Re-Setting Democracy for the Common Good

we the people

I’ve lived through many, many election cycles in my lifetime. I’ve experienced each party putting forth its vision for America and watched as these differing views take shape in a Presidential administration. I’ve also witnessed the changing of the guard in Congress and noted the attendant adjustments in legislative agenda. But I’ve never experienced the vitriol that has characterized the current campaign. I try to ignore the headlines, but a sense of unrest has permeated my soul for months. I don’t see things easing up any time soon.

Despite all this sturm und drang, there’s an even sadder reality for American voters: The will of the people has very little to do with the legislative agenda. Who controls it? Big money.

According to Professors Martin Gilens (Princeton University) and Benjamin Page (Northwestern University), “the preferences of the average American appear to have only a minuscule… impact on public policy.” Evidently, of the 200 most politically active companies in the past 5 years, a $5.8 billion in lobbying outlays translated into $4 trillion in taxpayer subsidies and support. Given that Congressional candidates spend most of their time fundraising to build huge campaign war chests, it’s not surprising that they welcome corporate donors and feel obliged to return the favors that are asked of them.
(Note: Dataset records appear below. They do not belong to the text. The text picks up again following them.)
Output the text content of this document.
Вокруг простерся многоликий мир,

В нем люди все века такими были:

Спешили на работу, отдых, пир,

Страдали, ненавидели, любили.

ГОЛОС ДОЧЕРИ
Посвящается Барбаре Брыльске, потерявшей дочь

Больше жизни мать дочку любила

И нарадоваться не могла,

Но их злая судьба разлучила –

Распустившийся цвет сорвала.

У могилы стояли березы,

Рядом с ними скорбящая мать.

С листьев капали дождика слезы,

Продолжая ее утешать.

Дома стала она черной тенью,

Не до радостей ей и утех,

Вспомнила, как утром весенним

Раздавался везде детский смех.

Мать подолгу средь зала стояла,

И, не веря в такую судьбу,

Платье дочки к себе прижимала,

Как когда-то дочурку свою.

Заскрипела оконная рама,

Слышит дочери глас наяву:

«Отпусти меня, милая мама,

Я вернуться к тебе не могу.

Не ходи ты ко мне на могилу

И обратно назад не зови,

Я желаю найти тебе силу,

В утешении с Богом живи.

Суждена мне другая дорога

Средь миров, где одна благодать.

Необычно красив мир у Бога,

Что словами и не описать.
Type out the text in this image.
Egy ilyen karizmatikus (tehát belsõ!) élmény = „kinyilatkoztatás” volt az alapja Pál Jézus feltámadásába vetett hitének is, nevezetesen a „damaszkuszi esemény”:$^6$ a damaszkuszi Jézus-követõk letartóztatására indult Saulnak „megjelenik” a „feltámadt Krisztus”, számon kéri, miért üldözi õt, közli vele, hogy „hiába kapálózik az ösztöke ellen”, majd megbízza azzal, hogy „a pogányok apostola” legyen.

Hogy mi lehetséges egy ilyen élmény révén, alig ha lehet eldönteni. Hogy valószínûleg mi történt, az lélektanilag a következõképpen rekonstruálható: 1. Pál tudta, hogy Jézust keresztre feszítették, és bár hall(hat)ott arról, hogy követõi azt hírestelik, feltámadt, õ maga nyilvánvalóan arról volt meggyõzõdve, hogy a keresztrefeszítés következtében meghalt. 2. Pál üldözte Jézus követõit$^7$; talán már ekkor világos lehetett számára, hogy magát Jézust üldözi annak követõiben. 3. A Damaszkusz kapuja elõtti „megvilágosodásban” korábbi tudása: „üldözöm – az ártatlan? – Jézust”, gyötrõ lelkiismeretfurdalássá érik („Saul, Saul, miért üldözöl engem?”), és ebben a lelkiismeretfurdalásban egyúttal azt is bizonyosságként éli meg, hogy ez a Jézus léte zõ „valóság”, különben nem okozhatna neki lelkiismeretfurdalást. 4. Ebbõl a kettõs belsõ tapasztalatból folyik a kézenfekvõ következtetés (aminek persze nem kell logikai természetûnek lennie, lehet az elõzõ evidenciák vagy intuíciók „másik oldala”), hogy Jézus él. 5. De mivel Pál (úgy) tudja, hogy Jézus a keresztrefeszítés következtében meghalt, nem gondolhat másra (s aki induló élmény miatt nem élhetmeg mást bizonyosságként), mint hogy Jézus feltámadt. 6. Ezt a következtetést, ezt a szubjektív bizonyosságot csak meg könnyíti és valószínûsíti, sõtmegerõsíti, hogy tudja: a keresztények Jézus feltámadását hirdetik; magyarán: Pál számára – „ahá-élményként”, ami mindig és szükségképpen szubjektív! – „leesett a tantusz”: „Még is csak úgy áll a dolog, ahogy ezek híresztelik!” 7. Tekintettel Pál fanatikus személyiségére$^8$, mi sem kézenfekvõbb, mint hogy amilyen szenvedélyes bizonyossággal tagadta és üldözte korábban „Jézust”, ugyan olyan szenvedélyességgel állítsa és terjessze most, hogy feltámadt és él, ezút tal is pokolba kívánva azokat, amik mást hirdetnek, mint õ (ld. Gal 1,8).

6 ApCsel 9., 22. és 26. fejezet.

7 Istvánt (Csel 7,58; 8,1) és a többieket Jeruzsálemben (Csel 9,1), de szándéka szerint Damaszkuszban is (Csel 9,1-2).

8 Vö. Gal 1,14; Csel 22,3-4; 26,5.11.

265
This nation has a lot of problems, and We The People have a huge stake in ensuring that our lawmakers follow our directives in addressing them. That’s why I’m intrigued by the grassroots efforts underway by They’re actively working to reform our political system state-by-state by passing anticorruption laws that will operate within each state and filter up to the federal level over time. Here are core tenets from their proposed Anti-Corruption Act:

  1. Prohibit politicians from raising funds from lobbyists
  2. Prohibit lobbyists from bundling their campaign contributions to increase their control over candidates
  3. Clamp down on the “quid pro quos” by which members of Congress and their staffs get lucrative private employment after their federal service in exchange for favorable legislative treatment while in office
  4. Prohibit Congress members from fundraising during working hours (an activity for which they apparently spend 30-70% of the time we pay them to work for us!)
  5. End secret money with full transparency
  6. End gerrymandering by establishing an independent commission that follows prescribed rules for districting
  7. Let all voters participate in open primaries; let the top 4 vote getters move forward to the general election
  8. Institute rank-ordered voting that lets voters rank candidates in order of preference
  9. Set reasonable term limits for members of Congress
  10. Simplify voter registration
  11. Increase lobbying disclosure and enforcement
  12. Strengthen investigative and prosecutorial powers

In truth, I have not done extensive due diligence on nor have I decided to volunteer my time (or money) to support them. But I’m on board with their views on election reform and the mandate to get Congress to work in our behalf, not for big money interests.

There has been a lot of rhetoric about protecting and defending our democracy on the campaign trail. It seems to me that no matter who wins, it’s time We the People step up and let our voices be heard. That ought to be an issue that could unite us across party lines.